MAD MEN SEASON 6 EPISODE 7 “MAN WITH A PLAN” TV RECAP
With all the mergers and mind games going on in Mad Men, one can’t help but think that margarine is the only real deal.
Margarine: a product that is pretending to be butter. How exactly do you sell something that’s not the original? Can margarine be passed off as butter? Who better to think of something creative than the guys at SCDP —or whatever they plan to call themselves now that they’ve merged with CGC. But even they can’t really come up with something good. Maybe it’s because they’re all pretending to be something their not. Does Bob Benson even belong there?
When the creative folks get together with Peggy, smug at the head of the creative table, to think of a campaign for Fleischmann’s Margarine, things don’t go as planned when Don doesn’t show. When Don walks in late, Ted lets him have it saying that being late is not acceptable. Really, it was just a way to flex his muscles in front of Don, with whom he’s always been competitive. It may have been one sided at one time, but now, Ted is bating Don in the game of “anything you can do, I can do better.” How long is it going to take these two to realize they’re now on the same side?

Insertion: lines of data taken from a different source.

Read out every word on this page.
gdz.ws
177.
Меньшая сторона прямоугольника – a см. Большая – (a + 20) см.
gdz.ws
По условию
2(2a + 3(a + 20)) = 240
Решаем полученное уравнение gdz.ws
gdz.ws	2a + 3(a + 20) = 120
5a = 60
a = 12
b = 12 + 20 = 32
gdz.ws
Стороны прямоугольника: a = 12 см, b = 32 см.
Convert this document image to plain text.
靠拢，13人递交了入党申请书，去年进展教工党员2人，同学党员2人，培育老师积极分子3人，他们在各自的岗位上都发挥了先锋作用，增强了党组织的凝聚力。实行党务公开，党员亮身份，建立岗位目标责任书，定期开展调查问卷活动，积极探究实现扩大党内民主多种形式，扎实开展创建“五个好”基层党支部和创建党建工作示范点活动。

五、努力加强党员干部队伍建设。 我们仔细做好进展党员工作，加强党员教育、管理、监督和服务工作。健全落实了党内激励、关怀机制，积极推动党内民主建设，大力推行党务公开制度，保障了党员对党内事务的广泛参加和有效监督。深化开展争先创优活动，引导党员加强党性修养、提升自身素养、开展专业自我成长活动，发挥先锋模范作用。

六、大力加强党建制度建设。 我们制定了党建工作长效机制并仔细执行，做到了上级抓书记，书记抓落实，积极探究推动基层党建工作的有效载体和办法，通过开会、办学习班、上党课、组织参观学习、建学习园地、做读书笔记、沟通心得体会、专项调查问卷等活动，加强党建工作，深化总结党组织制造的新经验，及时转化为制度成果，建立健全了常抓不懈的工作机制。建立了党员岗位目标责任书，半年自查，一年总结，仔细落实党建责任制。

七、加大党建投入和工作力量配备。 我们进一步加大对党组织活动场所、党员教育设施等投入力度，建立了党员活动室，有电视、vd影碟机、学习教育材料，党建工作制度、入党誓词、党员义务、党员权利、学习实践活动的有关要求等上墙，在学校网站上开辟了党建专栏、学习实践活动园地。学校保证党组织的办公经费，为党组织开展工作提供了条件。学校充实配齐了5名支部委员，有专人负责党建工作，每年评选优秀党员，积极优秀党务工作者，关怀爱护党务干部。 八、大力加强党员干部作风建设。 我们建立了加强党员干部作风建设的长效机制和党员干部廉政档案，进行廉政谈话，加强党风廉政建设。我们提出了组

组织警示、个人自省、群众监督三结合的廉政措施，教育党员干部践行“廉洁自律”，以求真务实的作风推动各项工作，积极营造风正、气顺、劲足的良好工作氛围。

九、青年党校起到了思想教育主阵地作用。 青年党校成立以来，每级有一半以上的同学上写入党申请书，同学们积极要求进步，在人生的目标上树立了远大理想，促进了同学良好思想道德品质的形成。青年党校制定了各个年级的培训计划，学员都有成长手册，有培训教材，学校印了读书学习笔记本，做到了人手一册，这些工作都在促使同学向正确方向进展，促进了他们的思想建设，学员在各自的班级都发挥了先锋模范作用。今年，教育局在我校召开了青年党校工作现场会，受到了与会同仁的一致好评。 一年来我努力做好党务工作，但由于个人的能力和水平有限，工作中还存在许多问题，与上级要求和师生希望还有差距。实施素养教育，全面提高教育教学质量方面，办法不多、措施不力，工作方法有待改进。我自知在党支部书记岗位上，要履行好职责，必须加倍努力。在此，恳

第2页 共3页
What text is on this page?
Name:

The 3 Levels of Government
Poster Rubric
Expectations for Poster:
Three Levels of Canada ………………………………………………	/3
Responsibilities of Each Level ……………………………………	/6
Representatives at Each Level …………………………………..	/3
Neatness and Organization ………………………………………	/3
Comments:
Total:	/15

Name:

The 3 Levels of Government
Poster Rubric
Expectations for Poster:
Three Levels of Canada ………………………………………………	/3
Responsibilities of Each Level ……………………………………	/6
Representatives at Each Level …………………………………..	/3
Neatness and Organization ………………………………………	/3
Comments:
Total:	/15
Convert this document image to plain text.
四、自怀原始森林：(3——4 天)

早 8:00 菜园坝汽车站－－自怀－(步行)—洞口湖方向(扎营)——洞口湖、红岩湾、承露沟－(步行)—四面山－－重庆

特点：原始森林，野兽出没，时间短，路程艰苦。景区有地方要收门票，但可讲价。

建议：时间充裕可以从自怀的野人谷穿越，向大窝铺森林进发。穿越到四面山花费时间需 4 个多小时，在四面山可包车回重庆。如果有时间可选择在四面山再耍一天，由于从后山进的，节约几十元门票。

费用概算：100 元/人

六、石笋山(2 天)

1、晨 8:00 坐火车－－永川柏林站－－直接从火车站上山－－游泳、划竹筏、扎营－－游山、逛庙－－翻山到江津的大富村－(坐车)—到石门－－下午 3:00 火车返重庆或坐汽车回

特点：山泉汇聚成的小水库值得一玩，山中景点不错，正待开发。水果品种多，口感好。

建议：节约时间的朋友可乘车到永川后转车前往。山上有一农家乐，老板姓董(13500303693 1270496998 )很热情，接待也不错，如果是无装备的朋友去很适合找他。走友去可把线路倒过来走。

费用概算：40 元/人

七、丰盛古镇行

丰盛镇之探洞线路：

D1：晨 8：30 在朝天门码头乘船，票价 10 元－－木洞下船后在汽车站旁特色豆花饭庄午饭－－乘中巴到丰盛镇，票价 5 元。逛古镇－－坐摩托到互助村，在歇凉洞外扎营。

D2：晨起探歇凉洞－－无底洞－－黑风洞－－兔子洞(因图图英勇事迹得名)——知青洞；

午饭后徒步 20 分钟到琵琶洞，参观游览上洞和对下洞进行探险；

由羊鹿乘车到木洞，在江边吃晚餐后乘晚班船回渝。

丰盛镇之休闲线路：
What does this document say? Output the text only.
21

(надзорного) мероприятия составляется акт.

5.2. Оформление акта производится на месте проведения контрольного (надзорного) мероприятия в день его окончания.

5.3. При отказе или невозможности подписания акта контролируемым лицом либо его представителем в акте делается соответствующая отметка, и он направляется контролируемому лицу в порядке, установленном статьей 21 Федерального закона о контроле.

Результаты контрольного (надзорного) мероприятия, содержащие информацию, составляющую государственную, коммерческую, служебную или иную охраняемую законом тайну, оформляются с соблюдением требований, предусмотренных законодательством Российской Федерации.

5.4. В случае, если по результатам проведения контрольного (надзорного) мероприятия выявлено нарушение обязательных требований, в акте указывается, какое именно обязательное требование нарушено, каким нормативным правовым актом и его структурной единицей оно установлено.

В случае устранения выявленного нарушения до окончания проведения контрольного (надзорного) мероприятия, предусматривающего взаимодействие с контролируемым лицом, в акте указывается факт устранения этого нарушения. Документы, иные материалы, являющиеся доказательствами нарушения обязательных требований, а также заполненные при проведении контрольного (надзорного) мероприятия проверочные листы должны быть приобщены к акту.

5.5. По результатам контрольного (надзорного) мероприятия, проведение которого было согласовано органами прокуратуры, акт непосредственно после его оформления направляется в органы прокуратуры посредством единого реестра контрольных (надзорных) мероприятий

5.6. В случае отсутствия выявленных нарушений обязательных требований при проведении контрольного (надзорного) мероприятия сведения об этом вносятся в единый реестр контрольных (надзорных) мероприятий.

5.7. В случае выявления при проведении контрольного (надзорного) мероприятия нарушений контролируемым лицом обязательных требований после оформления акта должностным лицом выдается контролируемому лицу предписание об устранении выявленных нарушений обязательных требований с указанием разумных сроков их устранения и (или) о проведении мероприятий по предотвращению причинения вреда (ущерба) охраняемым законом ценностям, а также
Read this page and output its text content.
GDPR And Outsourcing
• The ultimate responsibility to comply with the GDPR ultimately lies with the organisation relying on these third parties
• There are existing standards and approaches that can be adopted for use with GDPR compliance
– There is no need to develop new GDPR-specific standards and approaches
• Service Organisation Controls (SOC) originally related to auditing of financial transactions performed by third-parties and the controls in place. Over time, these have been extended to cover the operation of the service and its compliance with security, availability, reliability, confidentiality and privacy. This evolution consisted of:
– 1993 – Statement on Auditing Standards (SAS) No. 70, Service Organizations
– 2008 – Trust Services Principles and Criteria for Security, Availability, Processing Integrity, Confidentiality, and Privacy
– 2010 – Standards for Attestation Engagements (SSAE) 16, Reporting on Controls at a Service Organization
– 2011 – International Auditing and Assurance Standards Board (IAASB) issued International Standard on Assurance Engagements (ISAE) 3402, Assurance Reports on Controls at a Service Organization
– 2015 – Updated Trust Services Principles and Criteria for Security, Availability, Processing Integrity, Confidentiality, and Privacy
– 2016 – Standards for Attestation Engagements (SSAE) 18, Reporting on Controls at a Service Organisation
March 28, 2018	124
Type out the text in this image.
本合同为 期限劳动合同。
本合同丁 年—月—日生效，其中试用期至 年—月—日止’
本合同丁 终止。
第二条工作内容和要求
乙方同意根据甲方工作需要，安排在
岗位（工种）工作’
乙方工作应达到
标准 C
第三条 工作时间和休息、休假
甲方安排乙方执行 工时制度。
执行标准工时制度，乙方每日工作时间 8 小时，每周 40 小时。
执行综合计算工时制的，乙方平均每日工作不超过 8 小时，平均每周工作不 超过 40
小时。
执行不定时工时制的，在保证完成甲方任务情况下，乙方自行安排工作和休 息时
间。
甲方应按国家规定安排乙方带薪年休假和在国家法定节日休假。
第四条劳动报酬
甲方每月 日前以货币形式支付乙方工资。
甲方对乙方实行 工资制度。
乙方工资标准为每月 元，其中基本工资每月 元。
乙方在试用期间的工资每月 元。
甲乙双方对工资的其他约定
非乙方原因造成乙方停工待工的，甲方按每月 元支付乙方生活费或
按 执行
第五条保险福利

After Ted scolds him, Don reaches for the bottle and decides to put Ted in his place by challenging him to an unspoken drinking match disguised as a creative meeting about margarine. Of course, Don wins that pissing match. No one messes with Don and his booze. (Remember that episode when he got Roger back for hitting on Betty by getting him smashed and making him walk several flights of stairs forcing him to puke in front of clients?) As I said, don’t mess with Don and scotch.
But just when Don thinks he’s got the last say, on this day anyway, Ted gets a point when he pilots his own plane to a Mohawk airline meeting during a storm. Don breaks out in a sweat and Ted loves every minute of it.
More rivalry at the office comes between Roger and Cutler, who are both at odds as to whom to fire. No matter what, Roger gets a leg up on his end of things by firing Burt Peterson, again, with biting sarcasm that only Roger can pull off with hilarity.
One guy that does make the cut is Bob Benson. The guy who Costanza’d his way into SCDP. After taken care of Joan by taking her to the hospital and sucking up by bringing her son a football, Joan basically saves his butt in the boardroom just when he was about to get chopped. Having Joanie on your side is key so this guy has some cunning ambition.
So what’s going on with poor Pete? He’s been punched out, kicked out, and has literally fallen on his ass. Is it worse this time around that there was no chair for him? With his mom sick at his tiny apartment, he also misses out on the Mohawk airline meeting. But hey, Pete Campbell on the verge of collapse makes for some good T.V. That, and Harry losing his office, again!
With Peggy taking over Harry’s old office, once again her ego takes the front seat. She prances into Don’s office to rip him a new one, telling him to lay off Ted. At one point she even alludes to the merger being a way to get her back at SCDP. Right, Peggy. Something is brewing with Peggy and one can’t help but wonder what will happen to her place at this new agency, especially if she “goes there” with Ted.
All in all, it was a decent episode with things steering back to the agency antics. It will be interesting to see how this merger plays out. Of course, we’ll have to continue to endure “Sad Don” who, this episode, showed some weird controlling sexual behaviors with Sylvia. When she’s smart enough to finally break it off with Don at the end of the episode, it really seemed to push Don off his game. Even Megan’s account of her day couldn’t snap him out of it.
To make matters worse, news of Bobby Kennedy’s assassination sends everyone over the edge. Gosh, those ‘60s were trying times.
Mad Men airs on Sundays at 10 p.m. on AMC.